4. Can you reflect on a specific performance, song, painting, film, or other non-written artwork that generated or strongly influenced any of your recent work?
My youngest child is in professional ballet training. His studies, performances, and delightful daily improvisations have opened up that art form to me. I’ve been enthralled by new choreography commissioned by the National Ballet of Canada. Crystal Pite’s Angels’ Atlas was the last performance I saw before the theatres closed at the beginning of the pandemic. Her incredible work seemed both to foresee and reflect what the world has been through. My memories of that performance helped to carry me through the first months of lockdown. Siphesihle November’s On Solid Ground was also revelatory. I’m working on a series of poems in appreciation of this art form.
5. Are there any books that you keep visiting for inspiration?
I re-read Dickinson and Blake regularly. Sometimes, I will flip open my Collected Dickinson and read the first poem my eye lands on, as a kind of sign. This practice can be directly inspiring but is at times exasperating if the poem doesn’t seem to accord with my mood. Yet such friction can be helpful. I sometimes write in direct opposition to a fragment of dialogue I’ve overheard on the street or read in a news report. Conversely, I often start to write when a piece I’ve read sparks new trains of thought or imagery. I have been exploring the multimedia work of poet Sean Borodale recently. The poems of Rahat Kurd and Jane Yeh regularly inspire me.

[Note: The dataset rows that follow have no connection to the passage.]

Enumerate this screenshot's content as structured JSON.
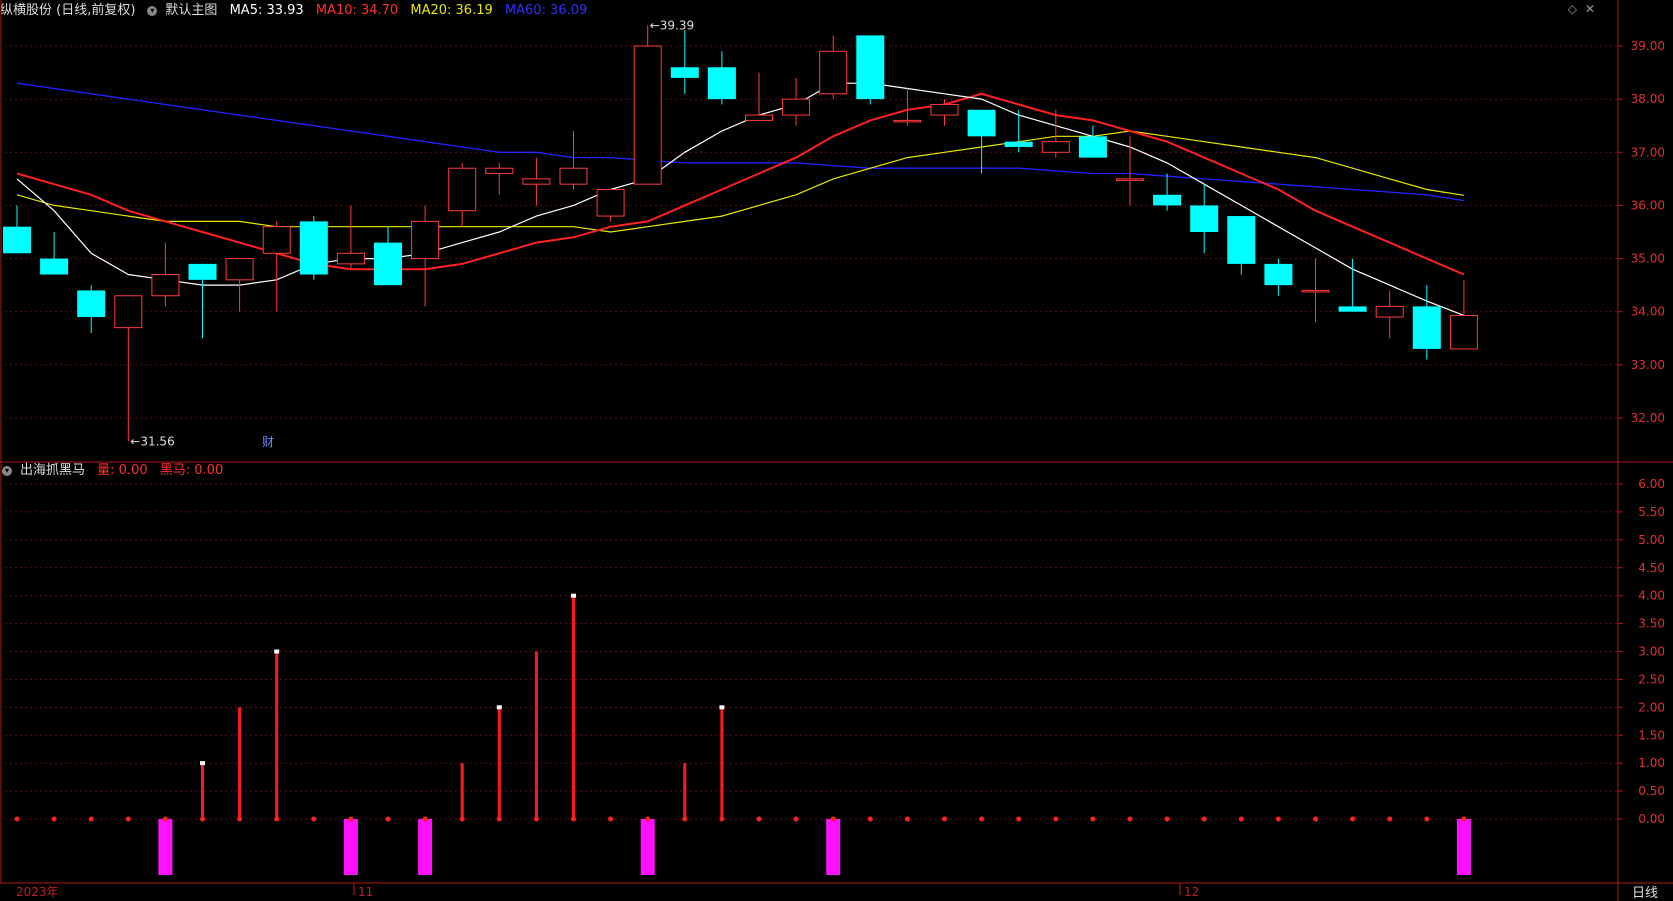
{
  "header": {
    "stock_title": "纵横股份 (日线,前复权)",
    "main_indicator": "默认主图",
    "ma5_label": "MA5: 33.93",
    "ma10_label": "MA10: 34.70",
    "ma20_label": "MA20: 36.19",
    "ma60_label": "MA60: 36.09",
    "colors": {
      "ma5": "#ffffff",
      "ma10": "#ff2020",
      "ma20": "#e8e800",
      "ma60": "#2222ff"
    }
  },
  "sub_header": {
    "indicator_name": "出海抓黑马",
    "vol_label": "量: 0.00",
    "horse_label": "黑马: 0.00"
  },
  "right_icons": [
    "diamond-icon",
    "close-icon"
  ],
  "period_label": "日线",
  "fin_marker": "财",
  "chart_data": [
    {
      "type": "candlestick",
      "ylim": [
        31.5,
        39.5
      ],
      "y_ticks": [
        "39.00",
        "38.00",
        "37.00",
        "36.00",
        "35.00",
        "34.00",
        "33.00",
        "32.00"
      ],
      "x_labels": [
        "2023年",
        "11",
        "12"
      ],
      "annotations": [
        {
          "text": "39.39",
          "index": 17,
          "value": 39.39
        },
        {
          "text": "31.56",
          "index": 3,
          "value": 31.56
        }
      ],
      "candles": [
        {
          "o": 35.6,
          "h": 36.0,
          "l": 35.1,
          "c": 35.1
        },
        {
          "o": 35.0,
          "h": 35.5,
          "l": 34.7,
          "c": 34.7
        },
        {
          "o": 34.4,
          "h": 34.5,
          "l": 33.6,
          "c": 33.9
        },
        {
          "o": 33.7,
          "h": 34.3,
          "l": 31.56,
          "c": 34.3
        },
        {
          "o": 34.3,
          "h": 35.3,
          "l": 34.1,
          "c": 34.7
        },
        {
          "o": 34.9,
          "h": 34.9,
          "l": 33.5,
          "c": 34.6
        },
        {
          "o": 34.6,
          "h": 35.0,
          "l": 34.0,
          "c": 35.0
        },
        {
          "o": 35.1,
          "h": 35.7,
          "l": 34.0,
          "c": 35.6
        },
        {
          "o": 35.7,
          "h": 35.8,
          "l": 34.6,
          "c": 34.7
        },
        {
          "o": 34.9,
          "h": 36.0,
          "l": 34.8,
          "c": 35.1
        },
        {
          "o": 35.3,
          "h": 35.6,
          "l": 34.5,
          "c": 34.5
        },
        {
          "o": 35.0,
          "h": 36.0,
          "l": 34.1,
          "c": 35.7
        },
        {
          "o": 35.9,
          "h": 36.8,
          "l": 35.6,
          "c": 36.7
        },
        {
          "o": 36.6,
          "h": 36.8,
          "l": 36.2,
          "c": 36.7
        },
        {
          "o": 36.4,
          "h": 36.9,
          "l": 36.0,
          "c": 36.5
        },
        {
          "o": 36.4,
          "h": 37.4,
          "l": 36.3,
          "c": 36.7
        },
        {
          "o": 35.8,
          "h": 36.3,
          "l": 35.7,
          "c": 36.3
        },
        {
          "o": 36.4,
          "h": 39.39,
          "l": 36.4,
          "c": 39.0
        },
        {
          "o": 38.6,
          "h": 39.3,
          "l": 38.1,
          "c": 38.4
        },
        {
          "o": 38.6,
          "h": 38.9,
          "l": 37.9,
          "c": 38.0
        },
        {
          "o": 37.6,
          "h": 38.5,
          "l": 37.6,
          "c": 37.7
        },
        {
          "o": 37.7,
          "h": 38.4,
          "l": 37.5,
          "c": 38.0
        },
        {
          "o": 38.1,
          "h": 39.2,
          "l": 38.0,
          "c": 38.9
        },
        {
          "o": 39.2,
          "h": 39.2,
          "l": 37.9,
          "c": 38.0
        },
        {
          "o": 37.6,
          "h": 38.2,
          "l": 37.5,
          "c": 37.6
        },
        {
          "o": 37.7,
          "h": 38.0,
          "l": 37.5,
          "c": 37.9
        },
        {
          "o": 37.8,
          "h": 37.8,
          "l": 36.6,
          "c": 37.3
        },
        {
          "o": 37.2,
          "h": 37.8,
          "l": 37.0,
          "c": 37.1
        },
        {
          "o": 37.0,
          "h": 37.8,
          "l": 36.9,
          "c": 37.2
        },
        {
          "o": 37.3,
          "h": 37.5,
          "l": 36.9,
          "c": 36.9
        },
        {
          "o": 36.5,
          "h": 37.3,
          "l": 36.0,
          "c": 36.5
        },
        {
          "o": 36.2,
          "h": 36.6,
          "l": 35.9,
          "c": 36.0
        },
        {
          "o": 36.0,
          "h": 36.4,
          "l": 35.1,
          "c": 35.5
        },
        {
          "o": 35.8,
          "h": 35.8,
          "l": 34.7,
          "c": 34.9
        },
        {
          "o": 34.9,
          "h": 35.0,
          "l": 34.3,
          "c": 34.5
        },
        {
          "o": 34.4,
          "h": 35.0,
          "l": 33.8,
          "c": 34.4
        },
        {
          "o": 34.1,
          "h": 35.0,
          "l": 34.0,
          "c": 34.0
        },
        {
          "o": 33.9,
          "h": 34.4,
          "l": 33.5,
          "c": 34.1
        },
        {
          "o": 34.1,
          "h": 34.5,
          "l": 33.1,
          "c": 33.3
        },
        {
          "o": 33.3,
          "h": 34.6,
          "l": 33.3,
          "c": 33.93
        }
      ],
      "ma5": [
        36.5,
        35.9,
        35.1,
        34.7,
        34.6,
        34.5,
        34.5,
        34.6,
        34.9,
        35.0,
        35.0,
        35.1,
        35.3,
        35.5,
        35.8,
        36.0,
        36.3,
        36.5,
        37.0,
        37.4,
        37.7,
        37.9,
        38.3,
        38.3,
        38.2,
        38.1,
        38.0,
        37.7,
        37.5,
        37.3,
        37.1,
        36.8,
        36.4,
        36.0,
        35.6,
        35.2,
        34.8,
        34.5,
        34.2,
        33.93
      ],
      "ma10": [
        36.6,
        36.4,
        36.2,
        35.9,
        35.7,
        35.5,
        35.3,
        35.1,
        34.9,
        34.8,
        34.8,
        34.8,
        34.9,
        35.1,
        35.3,
        35.4,
        35.6,
        35.7,
        36.0,
        36.3,
        36.6,
        36.9,
        37.3,
        37.6,
        37.8,
        37.9,
        38.1,
        37.9,
        37.7,
        37.6,
        37.4,
        37.2,
        36.9,
        36.6,
        36.3,
        35.9,
        35.6,
        35.3,
        35.0,
        34.7
      ],
      "ma20": [
        36.2,
        36.0,
        35.9,
        35.8,
        35.7,
        35.7,
        35.7,
        35.6,
        35.6,
        35.6,
        35.6,
        35.6,
        35.6,
        35.6,
        35.6,
        35.6,
        35.5,
        35.6,
        35.7,
        35.8,
        36.0,
        36.2,
        36.5,
        36.7,
        36.9,
        37.0,
        37.1,
        37.2,
        37.3,
        37.3,
        37.4,
        37.3,
        37.2,
        37.1,
        37.0,
        36.9,
        36.7,
        36.5,
        36.3,
        36.19
      ],
      "ma60": [
        38.3,
        38.2,
        38.1,
        38.0,
        37.9,
        37.8,
        37.7,
        37.6,
        37.5,
        37.4,
        37.3,
        37.2,
        37.1,
        37.0,
        37.0,
        36.9,
        36.9,
        36.85,
        36.8,
        36.8,
        36.8,
        36.8,
        36.75,
        36.7,
        36.7,
        36.7,
        36.7,
        36.7,
        36.65,
        36.6,
        36.6,
        36.55,
        36.5,
        36.45,
        36.4,
        36.35,
        36.3,
        36.25,
        36.2,
        36.09
      ]
    },
    {
      "type": "bar",
      "ylim": [
        -1.0,
        6.3
      ],
      "y_ticks": [
        "6.00",
        "5.50",
        "5.00",
        "4.50",
        "4.00",
        "3.50",
        "3.00",
        "2.50",
        "2.00",
        "1.50",
        "1.00",
        "0.50",
        "0.00"
      ],
      "series": [
        {
          "name": "量",
          "values": [
            0,
            0,
            0,
            0,
            0,
            1,
            2,
            3,
            0,
            0,
            0,
            0,
            1,
            2,
            3,
            4,
            0,
            0,
            1,
            2,
            0,
            0,
            0,
            0,
            0,
            0,
            0,
            0,
            0,
            0,
            0,
            0,
            0,
            0,
            0,
            0,
            0,
            0,
            0,
            0
          ]
        },
        {
          "name": "黑马",
          "values": [
            0,
            0,
            0,
            0,
            1,
            0,
            0,
            0,
            0,
            1,
            0,
            1,
            0,
            0,
            0,
            0,
            0,
            1,
            0,
            0,
            0,
            0,
            1,
            0,
            0,
            0,
            0,
            0,
            0,
            0,
            0,
            0,
            0,
            0,
            0,
            0,
            0,
            0,
            0,
            1
          ]
        }
      ],
      "white_tips": [
        5,
        7,
        13,
        15,
        19
      ]
    }
  ]
}
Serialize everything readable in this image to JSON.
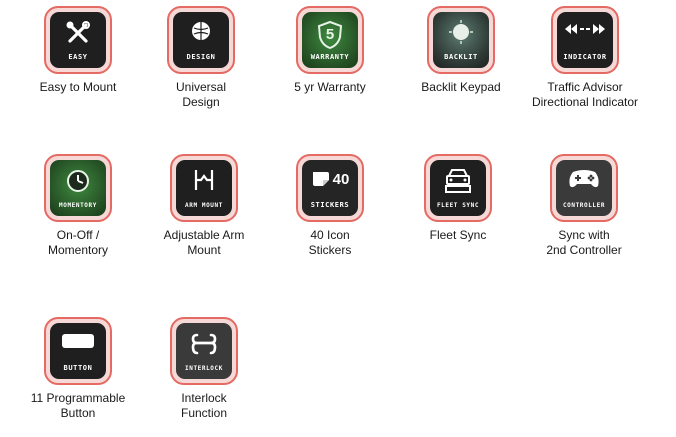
{
  "features": [
    {
      "icon": "tools-icon",
      "badge": "EASY",
      "caption": [
        "Easy to Mount"
      ]
    },
    {
      "icon": "globe-icon",
      "badge": "DESIGN",
      "caption": [
        "Universal",
        "Design"
      ]
    },
    {
      "icon": "shield-5-icon",
      "badge": "WARRANTY",
      "badge_value": "5",
      "caption": [
        "5 yr Warranty"
      ]
    },
    {
      "icon": "backlit-keypad-icon",
      "badge": "BACKLIT",
      "caption": [
        "Backlit Keypad"
      ]
    },
    {
      "icon": "arrows-icon",
      "badge": "INDICATOR",
      "caption": [
        "Traffic Advisor",
        "Directional Indicator"
      ]
    },
    {
      "icon": "momentary-icon",
      "badge": "MOMENTORY",
      "caption": [
        "On-Off /",
        "Momentory"
      ]
    },
    {
      "icon": "adjustable-arm-icon",
      "badge": "ARM MOUNT",
      "caption": [
        "Adjustable Arm",
        "Mount"
      ]
    },
    {
      "icon": "stickers-icon",
      "badge": "STICKERS",
      "badge_value": "40",
      "caption": [
        "40 Icon",
        "Stickers"
      ]
    },
    {
      "icon": "fleet-sync-icon",
      "badge": "FLEET SYNC",
      "caption": [
        "Fleet Sync"
      ]
    },
    {
      "icon": "controller-icon",
      "badge": "CONTROLLER",
      "caption": [
        "Sync with",
        "2nd Controller"
      ]
    },
    {
      "icon": "button-icon",
      "badge": "BUTTON",
      "caption": [
        "11 Programmable",
        "Button"
      ]
    },
    {
      "icon": "interlock-icon",
      "badge": "INTERLOCK",
      "caption": [
        "Interlock",
        "Function"
      ]
    }
  ]
}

6. Is pleasure an emotion that you would associate with any of the stages of your writing practice? Or is it not pleasure but a different positive emotion? Can you reflect on that?
Pleasure, with its attendant bliss and reward and edge of loss and elusiveness, is part of writing. Trying to grasp and bathe in the meanings that fade before you. It’s an essential aspect of both reading and writing, of art-making and reacting to art.
7. Can you name a source of inspiration from your pre-teen years that impacted your writing in some way?
My grandparents gave me a copy of The Oxford Book of English Verse when I was ten. I read it straight through. My world changed forever. The other source is non-verbal. We lived in Sudbury when I was a child. Behind the townhouse complex where my parents rented a house, there was a birch grove. I played there with my sister and my friends and often wandered there on my own. Those birches, the wild blueberries that grew nearby, the rocks, and the lake – the bush environment was formative for me. In a way, I am always there.
Author Bio
Kateri Lanthier is the author of Reporting from Night (Iguana, 2011) and Siren (Véhicule Press, 2017), which was longlisted for the 2018 Pat Lowther Award. She won the 2013 Walrus Poetry Prize. Her poems have appeared in journals in Canada, the U.S., and England. Her creative non-fiction essay was included in Against Death (Anvil Press, 2019; Montaigne Medal finalist). Her work appears in five anthologies, including Best Canadian Poetry 2014. She has taught Creative Writing in the English and Drama Dept. at the University of Toronto Mississauga and Poetry: Introduction for the School of Continuing Studies, U. of T. She is a Mentor in the MA in Creative Writing, U. of T.